I understand but the /dev/ttyS# device is not being used and it’s only using the /dev/ttyTHS - that is clearly not the issue. dmesg on boot does also verify that it has sucessfully brought up the specific /dev/ttyTHS1.

I am pretty sure that this is Nvidia’s misconfiguration regarding the DMA in UART - why would sending work and receiving not work properly and send errors about SMMU?

NVIDIA would have to answer that. Clock rate issues though might still be an issue at higher speeds as TX and RX, though working together, are technically different UARTs. Have you tried testing in loopback modes?
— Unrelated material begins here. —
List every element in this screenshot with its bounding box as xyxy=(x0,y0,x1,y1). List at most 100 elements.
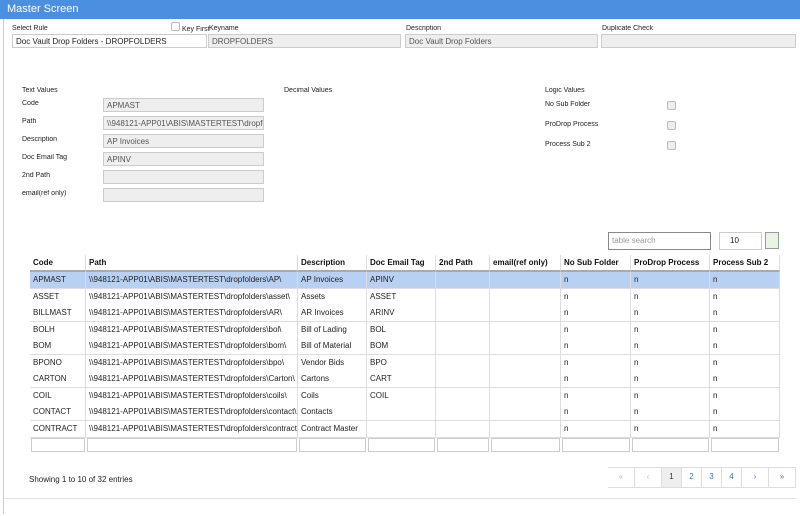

The Jetson clock itself is known to become an issue at the higher speeds which did not exist long ago, and the UART is inheriting some of that in silicon from the past.

Hi therealmatiss,

Are you using the devkit or custom board for Orin Nano?
What’s the Jetpack version in use?

If you want to run UART in DMA mode, please refer to the following thread for the fix.
Solved: UART/Serial Port not working after upgradint to Jetpack 6.2.2 (Orin Nano/NX) - #7 by KevinFFF

It’s Jetpack 6.2.2. The issue is replicable both on custom board and on DevKit.

I tried your suggestion and it works after adding this to my overlay:

    fragment@6 {
		target = <&uarta>;
		__overlay__ {
			dmas = <&gpcdma 8>, <&gpcdma 8>;
			dma-names = "rx", "tx";
			iommus = <&smmu_niso0 TEGRA234_SID_GPCDMA>;
			status = "okay";
		};
	};

Thank you for the response. Is this going to be fixed in the nearest release?

Yes, it will be fixed in the next official Jetpack release.